ABD’nin İsrail’e verdiği mâli destek yıllık 3 milyar doları aşıyor. İsrail Gazze’deki savunmasız sivil nüfusu cezalandırmak üzere saldırdığında, pilotları Amerikan yapımı F-16’lar ve Apaçi helikopterleri kullanıyor, uluslararası hukuk ihlali olan beyaz fosfor kullanmak dâhil Amerikan yapımı bombalar atıyordu.

ABD’nin İsrail’e sağladığı diplomatik destek arasında BM Güvenlik Konseyi’nde veto gücünün kullanılması da var. İsrail 2006 yazında Lübnan’ın sivil nüfusuna ve altyapısına karşı yıkıcı bir saldırı düzenlediğinde, ABD bir ateşkes kararını veto etmişti.
İsrail, Kurşun Dökme Operasyonunu düzenlediğinde, Amerika şiddete son verilmesi çağrısı yapan bir kararı geciktirdi ve karar oylamaya sunulduğunda bu kez de İsrail’i kınamak yerine çekimser kaldı.

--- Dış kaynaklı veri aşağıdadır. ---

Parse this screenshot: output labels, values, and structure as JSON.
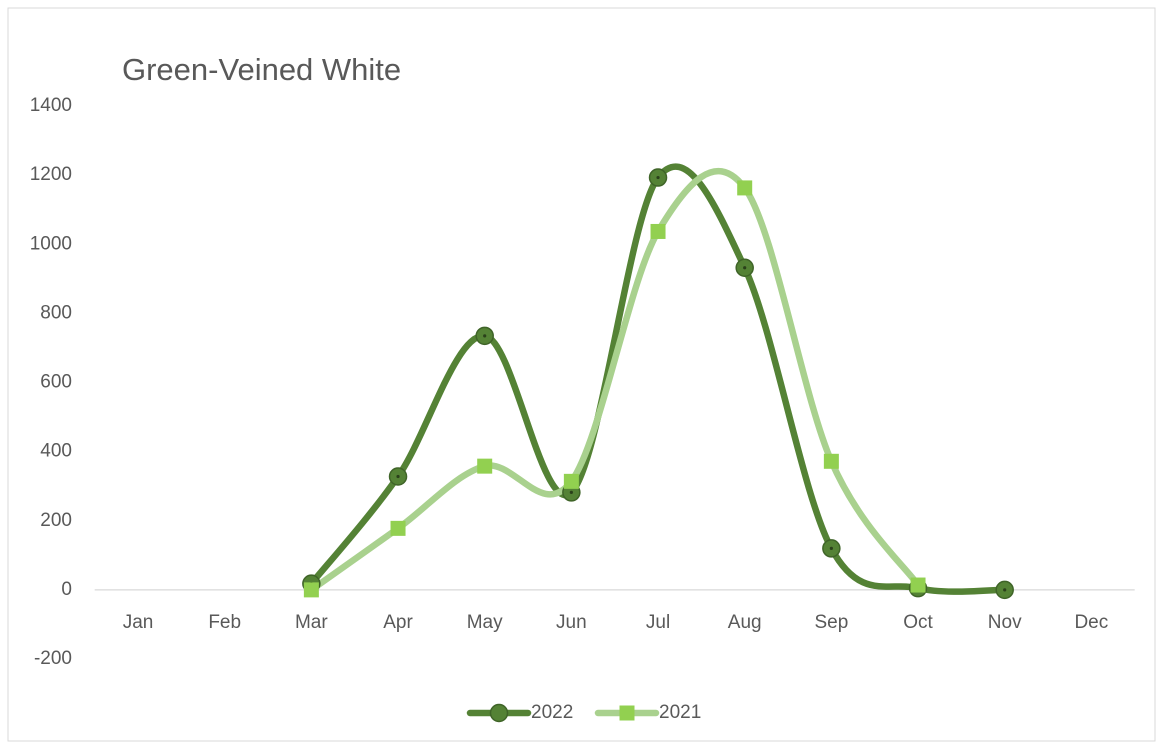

BM İnsan Hakları Konseyi, Kurşun Dökme Operasyonu sırasında işlenen savaş suçları hakkında başında Richard Goldstone’un bulunduğu soruşturmanın bulgu ve tavsiyelerini resmen kabul ettiğinde, ABD, soruşturma bulgularını ve tavsiyelerini Güvenlik Konseyi’nin de kabul etmesi yönünde sergilenecek çabaları engelleme niyetini ifade ederek tepki verdi. ABD Kongresi, Goldstone raporunu reddeden bir karar geçirdi çünkü Goldstone raporu, İsrail’in savaş suçları işlediğini tespit etmişti.
Amerika, İsrail’e verdiği kayıtsız şartsız destek sayesinde, İsrail-Filistin çatışmasına getirilen iki devletli çözümün hayata geçirilmesini etkin bir şekilde engelledi. Sözde barış süreci, ABD ve İsrail’in onlarca yıldır Filistinlilerin self determinasyon hakkını inkar etmelerinden ve yaşayabilir bir Filistin devletinin kuruluşunu engellemelerinden ibarettir.

Çevirenin notu: Metinde geçen İncil âyetleri için kutsalkitap.org’da yer alan Türkçe tercümeden istifade edilmiştir.